La música y el ruido
Muchas de las personas que estaban en la discoteca tardaron en entender lo que estaba pasando. Uno de los sobrevivientes aporta un detalle demoledor: confundió los tiros con la música. ”Pensé que era una canción de los Ying Yang Twins”, le dijo a la cadena radial NPR el joven Christopher Hansen. Se refiere a unos raperos del este de Atlanta, un área conocida por la violencia y la pobreza y contra las cuales estos hermanos afrodescendientes construyen su mensaje y salvoconducto de un destino marcado por un país que alimentra las desigualdades.

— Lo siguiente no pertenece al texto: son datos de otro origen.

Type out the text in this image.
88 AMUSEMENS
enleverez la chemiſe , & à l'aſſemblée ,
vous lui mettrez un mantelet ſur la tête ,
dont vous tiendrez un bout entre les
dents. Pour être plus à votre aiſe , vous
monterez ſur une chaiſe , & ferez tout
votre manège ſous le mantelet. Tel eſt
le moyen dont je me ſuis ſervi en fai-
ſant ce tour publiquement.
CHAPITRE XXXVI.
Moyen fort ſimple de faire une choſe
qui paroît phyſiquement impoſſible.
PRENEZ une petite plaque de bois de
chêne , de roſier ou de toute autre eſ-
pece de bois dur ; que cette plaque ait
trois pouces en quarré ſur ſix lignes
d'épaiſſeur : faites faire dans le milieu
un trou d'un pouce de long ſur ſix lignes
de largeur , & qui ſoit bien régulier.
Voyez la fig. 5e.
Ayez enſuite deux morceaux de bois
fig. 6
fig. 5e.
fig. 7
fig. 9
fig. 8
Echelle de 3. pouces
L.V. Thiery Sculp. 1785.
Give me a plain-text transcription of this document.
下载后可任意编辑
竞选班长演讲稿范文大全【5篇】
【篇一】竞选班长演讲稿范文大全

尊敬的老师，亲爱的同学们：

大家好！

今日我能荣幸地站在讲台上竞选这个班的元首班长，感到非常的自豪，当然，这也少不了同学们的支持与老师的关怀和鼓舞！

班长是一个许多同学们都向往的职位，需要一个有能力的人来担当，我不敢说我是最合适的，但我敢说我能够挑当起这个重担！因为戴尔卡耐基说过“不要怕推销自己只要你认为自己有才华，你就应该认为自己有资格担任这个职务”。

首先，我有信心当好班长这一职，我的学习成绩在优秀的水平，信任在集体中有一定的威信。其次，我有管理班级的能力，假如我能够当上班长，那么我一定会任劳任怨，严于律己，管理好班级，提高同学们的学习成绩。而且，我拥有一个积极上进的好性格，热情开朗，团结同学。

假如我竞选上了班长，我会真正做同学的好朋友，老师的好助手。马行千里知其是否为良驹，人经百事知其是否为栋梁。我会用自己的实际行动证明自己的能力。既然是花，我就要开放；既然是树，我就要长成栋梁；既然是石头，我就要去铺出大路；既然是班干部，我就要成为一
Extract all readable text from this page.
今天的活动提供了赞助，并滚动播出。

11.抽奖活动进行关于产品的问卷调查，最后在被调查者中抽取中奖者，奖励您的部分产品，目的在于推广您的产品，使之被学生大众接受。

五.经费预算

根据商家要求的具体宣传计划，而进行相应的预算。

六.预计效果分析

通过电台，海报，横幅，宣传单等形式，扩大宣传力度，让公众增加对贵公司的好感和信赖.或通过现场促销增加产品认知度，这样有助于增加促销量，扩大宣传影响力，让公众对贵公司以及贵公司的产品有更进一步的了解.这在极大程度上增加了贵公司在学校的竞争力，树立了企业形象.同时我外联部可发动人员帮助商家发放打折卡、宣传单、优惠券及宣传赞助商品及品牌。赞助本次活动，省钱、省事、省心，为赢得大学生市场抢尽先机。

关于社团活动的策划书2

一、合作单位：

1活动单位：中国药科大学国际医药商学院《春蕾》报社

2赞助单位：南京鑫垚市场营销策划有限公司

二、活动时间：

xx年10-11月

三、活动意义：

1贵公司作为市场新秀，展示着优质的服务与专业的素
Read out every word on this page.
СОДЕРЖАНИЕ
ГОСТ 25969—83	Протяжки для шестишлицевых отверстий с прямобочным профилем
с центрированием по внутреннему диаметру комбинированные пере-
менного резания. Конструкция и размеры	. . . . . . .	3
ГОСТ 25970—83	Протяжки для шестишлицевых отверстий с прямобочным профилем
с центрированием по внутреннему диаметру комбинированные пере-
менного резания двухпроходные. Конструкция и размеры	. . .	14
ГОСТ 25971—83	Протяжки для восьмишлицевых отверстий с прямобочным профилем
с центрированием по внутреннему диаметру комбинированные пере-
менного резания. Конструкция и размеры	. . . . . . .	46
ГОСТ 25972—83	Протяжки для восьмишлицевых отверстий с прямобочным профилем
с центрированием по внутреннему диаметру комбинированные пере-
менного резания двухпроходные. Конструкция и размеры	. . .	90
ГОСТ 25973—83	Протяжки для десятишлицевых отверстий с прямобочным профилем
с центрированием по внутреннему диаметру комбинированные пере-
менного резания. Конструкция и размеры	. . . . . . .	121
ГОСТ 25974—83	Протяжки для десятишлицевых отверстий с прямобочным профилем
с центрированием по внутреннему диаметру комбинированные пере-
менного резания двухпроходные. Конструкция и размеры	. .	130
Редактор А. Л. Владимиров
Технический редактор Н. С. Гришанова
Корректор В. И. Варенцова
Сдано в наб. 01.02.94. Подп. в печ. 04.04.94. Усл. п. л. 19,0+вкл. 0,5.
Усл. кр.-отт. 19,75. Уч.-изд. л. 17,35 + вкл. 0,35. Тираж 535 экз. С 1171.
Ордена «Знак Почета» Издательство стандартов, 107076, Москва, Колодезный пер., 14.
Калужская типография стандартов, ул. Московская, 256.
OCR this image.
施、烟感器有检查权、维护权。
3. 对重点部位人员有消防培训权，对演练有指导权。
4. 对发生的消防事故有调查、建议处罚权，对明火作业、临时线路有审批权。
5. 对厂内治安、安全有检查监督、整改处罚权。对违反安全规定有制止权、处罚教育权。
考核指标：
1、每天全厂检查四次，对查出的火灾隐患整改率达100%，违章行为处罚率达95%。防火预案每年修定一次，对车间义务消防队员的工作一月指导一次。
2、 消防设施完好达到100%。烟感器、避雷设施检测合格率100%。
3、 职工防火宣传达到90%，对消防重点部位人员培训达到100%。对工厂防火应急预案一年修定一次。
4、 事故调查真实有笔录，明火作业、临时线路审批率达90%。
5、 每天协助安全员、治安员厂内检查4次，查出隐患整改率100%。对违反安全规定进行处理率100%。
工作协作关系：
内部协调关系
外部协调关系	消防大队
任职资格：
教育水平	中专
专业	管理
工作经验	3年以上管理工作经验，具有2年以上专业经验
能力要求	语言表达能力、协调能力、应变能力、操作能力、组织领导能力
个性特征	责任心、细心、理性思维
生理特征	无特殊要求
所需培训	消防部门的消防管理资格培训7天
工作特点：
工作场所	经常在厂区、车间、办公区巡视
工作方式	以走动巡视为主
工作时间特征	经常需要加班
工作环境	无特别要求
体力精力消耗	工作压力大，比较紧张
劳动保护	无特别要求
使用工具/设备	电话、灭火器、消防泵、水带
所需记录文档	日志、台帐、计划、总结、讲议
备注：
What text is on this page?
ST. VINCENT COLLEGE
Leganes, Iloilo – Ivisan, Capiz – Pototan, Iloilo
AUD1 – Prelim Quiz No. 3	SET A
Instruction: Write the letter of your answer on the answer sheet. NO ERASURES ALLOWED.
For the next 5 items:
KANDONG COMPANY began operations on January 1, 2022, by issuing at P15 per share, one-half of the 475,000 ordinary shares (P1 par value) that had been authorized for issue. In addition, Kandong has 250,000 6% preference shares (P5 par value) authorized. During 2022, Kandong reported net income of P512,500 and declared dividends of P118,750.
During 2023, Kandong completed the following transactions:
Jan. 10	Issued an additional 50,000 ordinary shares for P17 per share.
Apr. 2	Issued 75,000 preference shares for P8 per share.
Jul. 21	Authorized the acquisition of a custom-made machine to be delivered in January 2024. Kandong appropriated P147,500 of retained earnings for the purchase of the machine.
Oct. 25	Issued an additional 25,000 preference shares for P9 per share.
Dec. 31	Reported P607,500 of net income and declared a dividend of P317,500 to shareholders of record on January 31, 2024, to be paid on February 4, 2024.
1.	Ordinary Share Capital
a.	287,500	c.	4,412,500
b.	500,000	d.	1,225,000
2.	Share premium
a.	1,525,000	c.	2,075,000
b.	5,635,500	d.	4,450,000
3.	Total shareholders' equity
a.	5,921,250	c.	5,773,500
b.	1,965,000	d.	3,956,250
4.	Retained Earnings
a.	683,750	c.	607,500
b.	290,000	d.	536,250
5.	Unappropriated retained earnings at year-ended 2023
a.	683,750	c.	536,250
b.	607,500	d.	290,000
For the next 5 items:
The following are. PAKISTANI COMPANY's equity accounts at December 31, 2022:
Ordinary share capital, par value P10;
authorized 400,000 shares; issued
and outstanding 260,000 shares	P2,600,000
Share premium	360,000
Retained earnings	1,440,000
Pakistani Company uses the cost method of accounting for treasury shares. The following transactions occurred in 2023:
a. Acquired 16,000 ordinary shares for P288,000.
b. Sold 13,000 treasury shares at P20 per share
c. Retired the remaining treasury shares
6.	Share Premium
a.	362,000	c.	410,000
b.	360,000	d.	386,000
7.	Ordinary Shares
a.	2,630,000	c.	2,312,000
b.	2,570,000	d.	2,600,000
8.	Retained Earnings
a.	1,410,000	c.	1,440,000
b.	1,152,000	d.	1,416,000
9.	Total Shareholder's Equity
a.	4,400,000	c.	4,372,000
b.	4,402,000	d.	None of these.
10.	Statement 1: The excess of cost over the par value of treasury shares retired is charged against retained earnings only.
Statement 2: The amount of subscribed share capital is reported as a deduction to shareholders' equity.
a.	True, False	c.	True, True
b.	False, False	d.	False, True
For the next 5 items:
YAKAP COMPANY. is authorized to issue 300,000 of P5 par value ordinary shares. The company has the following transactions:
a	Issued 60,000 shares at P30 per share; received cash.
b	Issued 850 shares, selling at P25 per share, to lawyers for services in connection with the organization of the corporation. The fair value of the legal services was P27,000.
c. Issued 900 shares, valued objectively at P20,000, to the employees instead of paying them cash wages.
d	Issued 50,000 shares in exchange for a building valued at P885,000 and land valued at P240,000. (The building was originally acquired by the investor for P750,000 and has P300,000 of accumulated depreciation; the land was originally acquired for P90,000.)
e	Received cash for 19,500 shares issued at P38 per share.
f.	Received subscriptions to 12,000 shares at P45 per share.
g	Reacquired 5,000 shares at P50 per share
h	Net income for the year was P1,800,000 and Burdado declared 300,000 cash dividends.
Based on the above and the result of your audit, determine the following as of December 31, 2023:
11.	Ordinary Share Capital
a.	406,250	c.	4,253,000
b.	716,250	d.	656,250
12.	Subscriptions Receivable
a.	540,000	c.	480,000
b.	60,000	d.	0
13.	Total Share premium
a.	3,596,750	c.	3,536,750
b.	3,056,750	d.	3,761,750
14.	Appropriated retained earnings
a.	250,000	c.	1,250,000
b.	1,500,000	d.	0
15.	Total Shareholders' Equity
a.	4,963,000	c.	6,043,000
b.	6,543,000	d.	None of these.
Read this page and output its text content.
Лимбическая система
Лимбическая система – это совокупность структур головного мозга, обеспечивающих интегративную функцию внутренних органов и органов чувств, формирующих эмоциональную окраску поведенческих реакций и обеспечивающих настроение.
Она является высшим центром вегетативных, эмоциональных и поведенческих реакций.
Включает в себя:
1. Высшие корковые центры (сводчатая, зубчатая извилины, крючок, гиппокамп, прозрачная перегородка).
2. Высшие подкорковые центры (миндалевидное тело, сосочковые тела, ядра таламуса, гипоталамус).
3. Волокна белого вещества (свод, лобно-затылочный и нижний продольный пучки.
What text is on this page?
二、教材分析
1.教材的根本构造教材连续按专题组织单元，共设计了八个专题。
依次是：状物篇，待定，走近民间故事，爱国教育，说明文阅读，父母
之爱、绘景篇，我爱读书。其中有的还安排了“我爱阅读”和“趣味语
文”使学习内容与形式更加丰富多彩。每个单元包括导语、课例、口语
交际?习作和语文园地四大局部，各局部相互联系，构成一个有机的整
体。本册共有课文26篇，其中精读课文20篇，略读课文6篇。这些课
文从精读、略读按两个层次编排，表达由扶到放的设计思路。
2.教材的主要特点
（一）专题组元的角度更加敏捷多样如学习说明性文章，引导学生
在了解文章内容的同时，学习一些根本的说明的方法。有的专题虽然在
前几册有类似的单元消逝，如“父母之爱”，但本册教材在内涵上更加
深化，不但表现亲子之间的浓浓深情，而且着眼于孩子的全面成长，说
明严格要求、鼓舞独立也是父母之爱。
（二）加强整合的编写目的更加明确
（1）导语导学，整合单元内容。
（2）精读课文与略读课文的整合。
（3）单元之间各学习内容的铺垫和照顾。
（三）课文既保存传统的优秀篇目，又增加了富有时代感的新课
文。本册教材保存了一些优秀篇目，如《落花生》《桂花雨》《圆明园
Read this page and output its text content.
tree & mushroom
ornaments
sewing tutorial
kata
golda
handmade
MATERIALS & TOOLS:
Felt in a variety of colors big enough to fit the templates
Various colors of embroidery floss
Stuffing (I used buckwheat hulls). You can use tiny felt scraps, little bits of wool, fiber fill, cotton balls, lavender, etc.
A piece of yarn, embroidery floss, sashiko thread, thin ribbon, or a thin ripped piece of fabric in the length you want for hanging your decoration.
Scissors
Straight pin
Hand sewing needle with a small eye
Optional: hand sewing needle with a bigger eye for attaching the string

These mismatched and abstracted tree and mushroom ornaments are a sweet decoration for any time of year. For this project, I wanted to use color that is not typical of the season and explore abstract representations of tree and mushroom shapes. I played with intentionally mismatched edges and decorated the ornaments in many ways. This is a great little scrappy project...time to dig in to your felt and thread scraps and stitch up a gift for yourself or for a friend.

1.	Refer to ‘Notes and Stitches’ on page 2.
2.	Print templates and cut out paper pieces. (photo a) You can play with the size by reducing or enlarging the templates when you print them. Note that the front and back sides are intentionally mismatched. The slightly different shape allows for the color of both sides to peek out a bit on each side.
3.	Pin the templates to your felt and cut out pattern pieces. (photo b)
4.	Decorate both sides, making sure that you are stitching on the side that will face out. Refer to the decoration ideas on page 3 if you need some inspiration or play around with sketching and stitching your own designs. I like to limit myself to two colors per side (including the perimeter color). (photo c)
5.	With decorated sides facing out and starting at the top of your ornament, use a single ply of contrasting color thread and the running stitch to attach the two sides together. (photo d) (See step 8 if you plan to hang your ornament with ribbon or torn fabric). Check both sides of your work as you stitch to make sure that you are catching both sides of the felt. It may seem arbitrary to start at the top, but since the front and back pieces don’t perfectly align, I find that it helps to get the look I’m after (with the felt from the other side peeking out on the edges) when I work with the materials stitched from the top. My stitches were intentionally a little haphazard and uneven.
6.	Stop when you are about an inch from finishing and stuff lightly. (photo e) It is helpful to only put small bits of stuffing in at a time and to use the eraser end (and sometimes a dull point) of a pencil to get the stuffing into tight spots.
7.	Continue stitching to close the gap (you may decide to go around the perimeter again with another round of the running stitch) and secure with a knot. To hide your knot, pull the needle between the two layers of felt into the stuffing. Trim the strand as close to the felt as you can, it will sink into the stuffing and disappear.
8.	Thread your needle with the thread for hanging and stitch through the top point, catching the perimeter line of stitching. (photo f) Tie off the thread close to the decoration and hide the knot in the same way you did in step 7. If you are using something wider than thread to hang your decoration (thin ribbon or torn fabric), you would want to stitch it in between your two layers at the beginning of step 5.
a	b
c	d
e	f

A la noche siguiente los monumentos emblema de los países civilizados se iluminaron con los hermosos colores del arco iris o la bandera gay, según quien los mire. Sí, también la Tour Eiffel, testigo de tantas manifestaciones homófobas y contra la inmigración. Las lucecitas de colores, no las de la fiesta, sino las que brillan en las calles el día después, pertenecen a esa lengua escueta del slogan. Mientras tanto, no hubo un aluvión de ridículos carteles atribuyéndose la identidad ajena como pasó en estas tierras con el “Yo soy Nisman” y en Francia con “Je suis Hebdo”. Decir “Yo también soy puto” aún no figura en el catálogo de las demostraciones de buena conciencia. Mientras tanto, los amigos gays de los heridos el primer día no pudieron donar sangre porque la presunción de contagiado, por ley, los deja afuera de el derecho la solidaridad. La emergencia hizo que se levantara provisoriamnete el veto. ¿La sangre de última vale en las últimas? ¿La sociedad sigue exigiendo martirios para levantar las barreras? En esta ecuación social, la homofobia cuenta con una tolerancia tan amplia que a veces llega a la celebración.
Mientras el odio –llamémolso transfobia, lesbofobia, islamofobia– no se persiga como una desviación vergonzante y en sus expresiones más ínfimas. Todos somos Mateen.